2. **Initialize Weights and Biases**: For each connection between the nodes (perceptrons), initialize a weight and bias with a small random value.

3. **Forward Propagation**: For each layer, calculate the weighted sum of inputs and the bias (just like in a single perceptron), and pass it through an activation function. The output of each node in the current layer serves as the input to the nodes in the next layer.

4. **Calculate Loss**: Use a loss function to measure the difference between the network's final output and the actual target value.

5. **Backward Propagation**: Calculate the gradient of the loss function with respect to each weight and bias in the network. This involves applying the chain rule to propagate the error backward through the network (hence the name backpropagation).

6. **Update Weights and Biases**: Adjust the weights and biases in the direction that reduces the loss. This is typically done using a method called gradient descent.
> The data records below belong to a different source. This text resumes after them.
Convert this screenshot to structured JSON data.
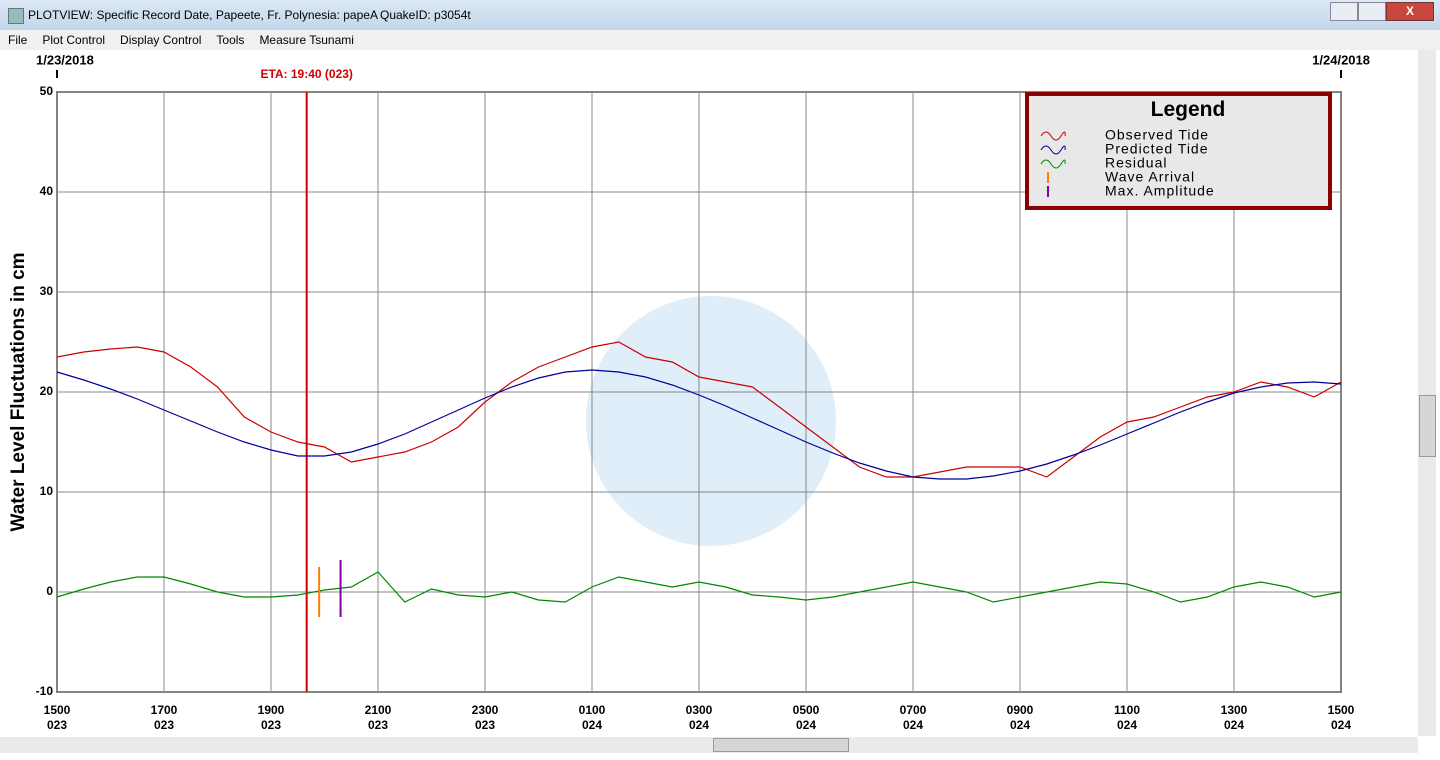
{
  "window": {
    "title": "PLOTVIEW: Specific Record Date, Papeete, Fr. Polynesia: papeA",
    "quake_id": "QuakeID: p3054t"
  },
  "menu": [
    "File",
    "Plot Control",
    "Display Control",
    "Tools",
    "Measure Tsunami"
  ],
  "chart_data": {
    "type": "line",
    "ylabel": "Water Level Fluctuations in cm",
    "legend_title": "Legend",
    "legend": "upper right",
    "start_date": "1/23/2018",
    "end_date": "1/24/2018",
    "eta": {
      "label": "ETA: 19:40 (023)",
      "x": 4.667,
      "color": "#d40000"
    },
    "grid": true,
    "x": [
      0,
      0.5,
      1,
      1.5,
      2,
      2.5,
      3,
      3.5,
      4,
      4.5,
      5,
      5.5,
      6,
      6.5,
      7,
      7.5,
      8,
      8.5,
      9,
      9.5,
      10,
      10.5,
      11,
      11.5,
      12,
      12.5,
      13,
      13.5,
      14,
      14.5,
      15,
      15.5,
      16,
      16.5,
      17,
      17.5,
      18,
      18.5,
      19,
      19.5,
      20,
      20.5,
      21,
      21.5,
      22,
      22.5,
      23,
      23.5,
      24
    ],
    "xlim": [
      0,
      24
    ],
    "xticks": [
      {
        "value": 0,
        "label": "1500\n023"
      },
      {
        "value": 2,
        "label": "1700\n023"
      },
      {
        "value": 4,
        "label": "1900\n023"
      },
      {
        "value": 6,
        "label": "2100\n023"
      },
      {
        "value": 8,
        "label": "2300\n023"
      },
      {
        "value": 10,
        "label": "0100\n024"
      },
      {
        "value": 12,
        "label": "0300\n024"
      },
      {
        "value": 14,
        "label": "0500\n024"
      },
      {
        "value": 16,
        "label": "0700\n024"
      },
      {
        "value": 18,
        "label": "0900\n024"
      },
      {
        "value": 20,
        "label": "1100\n024"
      },
      {
        "value": 22,
        "label": "1300\n024"
      },
      {
        "value": 24,
        "label": "1500\n024"
      }
    ],
    "ylim": [
      -10,
      50
    ],
    "yticks": [
      -10,
      0,
      10,
      20,
      30,
      40,
      50
    ],
    "series": [
      {
        "name": "Observed Tide",
        "color": "#cc0000",
        "values": [
          23.5,
          24,
          24.3,
          24.5,
          24,
          22.5,
          20.5,
          17.5,
          16,
          15,
          14.5,
          13,
          13.5,
          14,
          15,
          16.5,
          19,
          21,
          22.5,
          23.5,
          24.5,
          25,
          23.5,
          23,
          21.5,
          21,
          20.5,
          18.5,
          16.5,
          14.5,
          12.5,
          11.5,
          11.5,
          12,
          12.5,
          12.5,
          12.5,
          11.5,
          13.5,
          15.5,
          17,
          17.5,
          18.5,
          19.5,
          20,
          21,
          20.5,
          19.5,
          21
        ]
      },
      {
        "name": "Predicted Tide",
        "color": "#000099",
        "values": [
          22,
          21.2,
          20.3,
          19.3,
          18.2,
          17.1,
          16,
          15,
          14.2,
          13.6,
          13.6,
          14,
          14.8,
          15.8,
          17,
          18.2,
          19.4,
          20.5,
          21.4,
          22,
          22.2,
          22,
          21.5,
          20.7,
          19.7,
          18.6,
          17.4,
          16.2,
          15,
          13.9,
          12.9,
          12.1,
          11.5,
          11.3,
          11.3,
          11.6,
          12.1,
          12.8,
          13.7,
          14.7,
          15.8,
          16.9,
          18,
          19,
          19.9,
          20.5,
          20.9,
          21,
          20.8
        ]
      },
      {
        "name": "Residual",
        "color": "#008800",
        "values": [
          -0.5,
          0.3,
          1,
          1.5,
          1.5,
          0.8,
          0,
          -0.5,
          -0.5,
          -0.3,
          0.2,
          0.5,
          2,
          -1,
          0.3,
          -0.3,
          -0.5,
          0,
          -0.8,
          -1,
          0.5,
          1.5,
          1,
          0.5,
          1,
          0.5,
          -0.3,
          -0.5,
          -0.8,
          -0.5,
          0,
          0.5,
          1,
          0.5,
          0,
          -1,
          -0.5,
          0,
          0.5,
          1,
          0.8,
          0,
          -1,
          -0.5,
          0.5,
          1,
          0.5,
          -0.5,
          0
        ]
      }
    ],
    "markers": [
      {
        "name": "Wave Arrival",
        "color": "#ff8000",
        "x": 4.9,
        "values": [
          -2.5,
          2.5
        ]
      },
      {
        "name": "Max. Amplitude",
        "color": "#8000a0",
        "x": 5.3,
        "values": [
          -2.5,
          3.2
        ]
      }
    ]
  }
}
7. **Iterate**: Repeat the process of forward propagation, loss calculation, backpropagation, and updating weights for a set number of iterations or until the network's performance is satisfactory.

Here's a simple pseudocode representation of an ANN with one hidden layer:

```python
class NeuralNetwork:
    def __init__(self, input_nodes, hidden_nodes, output_nodes):
        self.input_nodes = input_nodes
        self.hidden_nodes = hidden_nodes
        self.output_nodes = output_nodes

        # Initialize weights and biases with random values
        self.weights_input_to_hidden = initialize_weights(self.input_nodes, self.hidden_nodes)
        self.weights_hidden_to_output = initialize_weights(self.hidden_nodes, self.output_nodes)
        self.bias_hidden = initialize_bias(self.hidden_nodes)
        self.bias_output = initialize_bias(self.output_nodes)

    def forward_propagation(self, inputs):
        # Calculate the output of the hidden layer
        hidden_layer_input = dot_product(inputs, self.weights_input_to_hidden) + self.bias_hidden
        hidden_layer_output = activation_function(hidden_layer_input)

        # Calculate the output of the output layer
        output_layer_input = dot_product(hidden_layer_output, self.weights_hidden_to_output) + self.bias_output
        output_layer_output = activation_function(output_layer_input)

        return output_layer_output

    def backward_propagation(self, inputs, targets, output):
        # Calculate the error
        error = targets - output

        # Calculate the gradient of the weights and biases in the output layer
        output_gradient = calculate_gradient(error, output)

        # Calculate the error in the hidden layer
        hidden_error = dot_product(output_gradient, transpose(self.weights_hidden_to_output))

        # Calculate the gradient of the weights and biases in the hidden layer
        hidden_gradient = calculate_gradient(hidden_error, inputs)

        return output_gradient, hidden_gradient

    def update_weights_and_biases(self, output_gradient, hidden_gradient, learning_rate):
        # Update the weights and biases in the output layer
        self.weights_hidden_to_output += learning_rate * output_gradient
        self.bias_output += learning_rate * sum(output_gradient)

        # Update the weights and biases in the hidden layer
        self.weights_input_to_hidden += learning_rate * hidden_gradient
        self.bias_hidden += learning_rate * sum(hidden_gradient)

    def train(self, inputs, targets, epochs, learning_rate):
        for i in range(epochs):
            # Forward propagation
            output = self.forward_propagation(inputs)

            # Backward propagation
            output_gradient, hidden_gradient = self.backward_propagation(inputs, targets, output)

            # Update weights and biases
            self.update_weights_and_biases(output_gradient, hidden_gradient, learning_rate)
```

This is a very simplified version of an ANN, and actual implementations can be much more complex. Also, note that the activation function, the loss function, and the method for initializing weights and biases can vary depending on the specific requirements of the task.